Is Ketchup Bad for You?
At the beginning of the year, you promised to start eating healthier. To prove the seriousness of your commitment, you cleansed your refrigerator and pantry of questionable foods such as cookies, ice cream, potato chips, and pizza. In your haste to eliminate every diet threatening food from your home, you skipped an important section of your refrigerator, the condiment corner. If you can relate to this scenario, you may be wondering if your favorite condiment, ketchup, is derailing your diet goals. The answer might be a resounding yes.
If you’re like some Americans, you turn to ketchup during all times of the day and night. At breakfast, you might pile the red stuff on your scrambled eggs. During lunch, you may douse ketchup on a serving of oven baked sweet potato fries.
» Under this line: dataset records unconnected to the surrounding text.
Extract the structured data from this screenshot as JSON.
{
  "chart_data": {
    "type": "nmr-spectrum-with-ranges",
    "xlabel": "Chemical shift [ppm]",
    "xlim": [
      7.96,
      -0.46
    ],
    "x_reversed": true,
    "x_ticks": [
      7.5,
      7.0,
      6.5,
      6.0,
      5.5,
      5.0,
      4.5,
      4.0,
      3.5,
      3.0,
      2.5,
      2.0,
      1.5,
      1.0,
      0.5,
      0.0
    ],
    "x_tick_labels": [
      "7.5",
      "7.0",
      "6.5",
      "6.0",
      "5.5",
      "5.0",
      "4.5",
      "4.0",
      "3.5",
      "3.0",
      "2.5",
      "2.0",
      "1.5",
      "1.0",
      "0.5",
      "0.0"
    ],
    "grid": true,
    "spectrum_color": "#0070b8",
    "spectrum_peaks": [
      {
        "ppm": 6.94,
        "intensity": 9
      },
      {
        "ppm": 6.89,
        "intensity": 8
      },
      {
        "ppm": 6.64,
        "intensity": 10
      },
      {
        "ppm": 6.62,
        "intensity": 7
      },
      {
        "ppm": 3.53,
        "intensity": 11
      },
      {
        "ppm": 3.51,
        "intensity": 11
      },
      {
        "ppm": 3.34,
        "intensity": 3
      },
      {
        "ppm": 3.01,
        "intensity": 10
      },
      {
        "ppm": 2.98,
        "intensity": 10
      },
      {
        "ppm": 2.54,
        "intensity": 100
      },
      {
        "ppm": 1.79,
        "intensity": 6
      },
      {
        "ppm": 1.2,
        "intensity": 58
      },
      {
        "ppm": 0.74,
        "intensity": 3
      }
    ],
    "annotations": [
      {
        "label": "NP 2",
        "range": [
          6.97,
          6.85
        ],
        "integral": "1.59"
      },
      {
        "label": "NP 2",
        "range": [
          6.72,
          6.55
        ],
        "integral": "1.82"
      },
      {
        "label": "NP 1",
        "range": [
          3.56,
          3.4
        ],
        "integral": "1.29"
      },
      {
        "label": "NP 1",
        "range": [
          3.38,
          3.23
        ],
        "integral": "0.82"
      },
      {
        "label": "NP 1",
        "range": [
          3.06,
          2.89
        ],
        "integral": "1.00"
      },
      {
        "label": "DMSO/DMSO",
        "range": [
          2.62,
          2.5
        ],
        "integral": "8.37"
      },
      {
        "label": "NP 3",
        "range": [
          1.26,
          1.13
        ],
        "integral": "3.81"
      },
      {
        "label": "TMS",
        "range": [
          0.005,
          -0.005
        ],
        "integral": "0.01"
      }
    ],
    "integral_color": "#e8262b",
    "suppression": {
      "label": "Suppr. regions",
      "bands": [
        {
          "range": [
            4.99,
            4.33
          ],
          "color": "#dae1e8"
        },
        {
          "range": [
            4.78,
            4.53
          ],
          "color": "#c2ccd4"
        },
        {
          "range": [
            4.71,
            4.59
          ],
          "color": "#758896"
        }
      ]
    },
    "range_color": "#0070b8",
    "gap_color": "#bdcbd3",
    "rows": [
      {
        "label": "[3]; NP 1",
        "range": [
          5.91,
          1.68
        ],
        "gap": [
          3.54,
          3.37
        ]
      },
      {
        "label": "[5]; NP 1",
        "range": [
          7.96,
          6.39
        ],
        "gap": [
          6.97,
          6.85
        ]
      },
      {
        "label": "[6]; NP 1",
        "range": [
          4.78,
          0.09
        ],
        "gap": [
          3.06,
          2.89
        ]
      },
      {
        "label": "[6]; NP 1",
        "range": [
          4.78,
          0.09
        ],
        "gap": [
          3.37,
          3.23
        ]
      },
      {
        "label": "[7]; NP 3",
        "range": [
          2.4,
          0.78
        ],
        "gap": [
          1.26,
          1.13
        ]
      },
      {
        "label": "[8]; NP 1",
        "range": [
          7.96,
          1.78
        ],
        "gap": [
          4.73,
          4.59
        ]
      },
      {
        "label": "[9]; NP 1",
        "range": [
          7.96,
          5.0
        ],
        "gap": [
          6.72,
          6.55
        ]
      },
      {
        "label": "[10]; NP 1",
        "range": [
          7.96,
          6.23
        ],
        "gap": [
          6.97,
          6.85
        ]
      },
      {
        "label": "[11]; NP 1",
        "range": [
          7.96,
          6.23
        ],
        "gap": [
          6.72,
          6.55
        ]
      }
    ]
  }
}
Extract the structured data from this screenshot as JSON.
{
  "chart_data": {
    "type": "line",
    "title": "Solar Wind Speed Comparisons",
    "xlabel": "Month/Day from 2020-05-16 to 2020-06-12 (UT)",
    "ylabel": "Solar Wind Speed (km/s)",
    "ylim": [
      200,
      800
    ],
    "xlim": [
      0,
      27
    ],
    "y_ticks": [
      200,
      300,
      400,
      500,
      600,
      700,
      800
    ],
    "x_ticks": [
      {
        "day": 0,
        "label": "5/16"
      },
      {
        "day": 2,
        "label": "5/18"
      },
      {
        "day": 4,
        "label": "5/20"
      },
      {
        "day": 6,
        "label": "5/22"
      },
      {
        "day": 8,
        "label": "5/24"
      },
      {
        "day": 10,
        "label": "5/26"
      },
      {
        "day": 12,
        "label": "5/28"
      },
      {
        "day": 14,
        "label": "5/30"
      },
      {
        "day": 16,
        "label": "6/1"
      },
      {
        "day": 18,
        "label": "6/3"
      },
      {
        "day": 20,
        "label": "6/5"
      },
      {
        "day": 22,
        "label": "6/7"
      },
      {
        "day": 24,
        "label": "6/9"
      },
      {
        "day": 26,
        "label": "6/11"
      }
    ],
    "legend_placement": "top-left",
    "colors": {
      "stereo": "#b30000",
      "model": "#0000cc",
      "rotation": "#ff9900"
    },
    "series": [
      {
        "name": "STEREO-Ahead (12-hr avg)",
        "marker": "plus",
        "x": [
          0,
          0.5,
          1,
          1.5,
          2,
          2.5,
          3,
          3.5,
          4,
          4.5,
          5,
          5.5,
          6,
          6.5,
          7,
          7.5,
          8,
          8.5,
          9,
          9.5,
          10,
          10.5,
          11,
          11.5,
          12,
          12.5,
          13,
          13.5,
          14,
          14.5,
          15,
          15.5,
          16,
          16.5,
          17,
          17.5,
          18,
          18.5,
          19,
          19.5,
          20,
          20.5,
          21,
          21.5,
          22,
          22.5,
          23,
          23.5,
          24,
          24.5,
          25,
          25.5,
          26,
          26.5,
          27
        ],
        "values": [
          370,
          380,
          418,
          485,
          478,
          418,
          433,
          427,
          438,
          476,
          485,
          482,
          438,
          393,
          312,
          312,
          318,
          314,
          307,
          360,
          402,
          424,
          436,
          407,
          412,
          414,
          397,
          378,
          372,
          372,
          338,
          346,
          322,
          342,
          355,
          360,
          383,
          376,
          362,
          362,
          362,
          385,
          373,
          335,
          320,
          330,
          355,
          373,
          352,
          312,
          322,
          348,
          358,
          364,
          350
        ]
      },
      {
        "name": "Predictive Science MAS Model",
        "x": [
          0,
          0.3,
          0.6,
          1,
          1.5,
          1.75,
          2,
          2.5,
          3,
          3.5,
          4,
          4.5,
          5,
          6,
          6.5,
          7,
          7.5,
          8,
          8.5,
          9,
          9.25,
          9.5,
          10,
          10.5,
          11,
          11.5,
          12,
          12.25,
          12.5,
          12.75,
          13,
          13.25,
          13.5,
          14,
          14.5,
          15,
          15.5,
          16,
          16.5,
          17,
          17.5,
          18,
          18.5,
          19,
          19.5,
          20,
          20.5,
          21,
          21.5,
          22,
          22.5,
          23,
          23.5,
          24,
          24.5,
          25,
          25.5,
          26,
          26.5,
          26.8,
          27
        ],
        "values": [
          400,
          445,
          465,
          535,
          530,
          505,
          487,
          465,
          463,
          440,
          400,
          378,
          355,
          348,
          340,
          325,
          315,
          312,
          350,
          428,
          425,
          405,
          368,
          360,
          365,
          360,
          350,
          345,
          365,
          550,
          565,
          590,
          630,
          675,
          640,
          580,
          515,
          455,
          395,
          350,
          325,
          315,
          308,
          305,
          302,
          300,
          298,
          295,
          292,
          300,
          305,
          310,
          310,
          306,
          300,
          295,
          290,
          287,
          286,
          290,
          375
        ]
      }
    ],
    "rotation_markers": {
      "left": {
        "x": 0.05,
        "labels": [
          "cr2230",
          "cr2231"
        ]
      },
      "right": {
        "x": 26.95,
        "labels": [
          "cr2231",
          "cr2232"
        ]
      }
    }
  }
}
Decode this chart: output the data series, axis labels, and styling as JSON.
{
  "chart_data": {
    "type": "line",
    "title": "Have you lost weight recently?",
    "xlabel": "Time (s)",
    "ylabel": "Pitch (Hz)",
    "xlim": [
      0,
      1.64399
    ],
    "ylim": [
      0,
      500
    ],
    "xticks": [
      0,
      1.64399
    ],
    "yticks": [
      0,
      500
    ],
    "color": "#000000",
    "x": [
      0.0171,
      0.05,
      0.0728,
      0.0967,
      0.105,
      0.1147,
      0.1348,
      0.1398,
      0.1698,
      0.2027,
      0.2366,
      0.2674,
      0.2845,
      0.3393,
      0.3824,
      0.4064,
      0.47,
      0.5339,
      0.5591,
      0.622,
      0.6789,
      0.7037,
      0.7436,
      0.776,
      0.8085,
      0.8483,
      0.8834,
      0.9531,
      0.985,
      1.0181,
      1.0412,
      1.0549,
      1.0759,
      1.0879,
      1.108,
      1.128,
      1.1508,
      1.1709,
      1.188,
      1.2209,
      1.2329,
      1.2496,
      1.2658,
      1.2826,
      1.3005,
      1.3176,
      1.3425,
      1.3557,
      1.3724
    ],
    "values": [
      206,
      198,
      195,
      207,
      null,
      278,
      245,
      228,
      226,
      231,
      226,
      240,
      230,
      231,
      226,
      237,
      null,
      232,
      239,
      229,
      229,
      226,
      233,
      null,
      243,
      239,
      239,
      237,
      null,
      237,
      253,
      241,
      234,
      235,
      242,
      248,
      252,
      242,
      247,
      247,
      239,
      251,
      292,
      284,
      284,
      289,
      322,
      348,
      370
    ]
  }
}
And, at dinner, you may not be able to resist the urge to smother your fillet mignon with this gooey tomato condiment. While tomatoes are the base for ketchup, most of the brands on store shelves are filled with a few unhealthy added ingredients. These problematic consist primarily of sodium and sugar. Sadly, many Americans already consume too much salt and sugar on a daily basis. For these people, eating ketchup regularly might be detrimental to their health and waistlines.
Fortunately, if you adore the taste of ketchup, all hope isn’t lost. When shopping for brands at your local supermarket, look for ones with no added sugars. Also, search for low sodium varieties. Better yet, make some ketchup at home. By doing so, you can choose the selection and amount of ingredients. You can also tailor your sauce to your own taste buds. Consider adding interesting spices such as cayenne pepper or garlic. After preparing some at home, you might never want to shop at the store for ketchup again.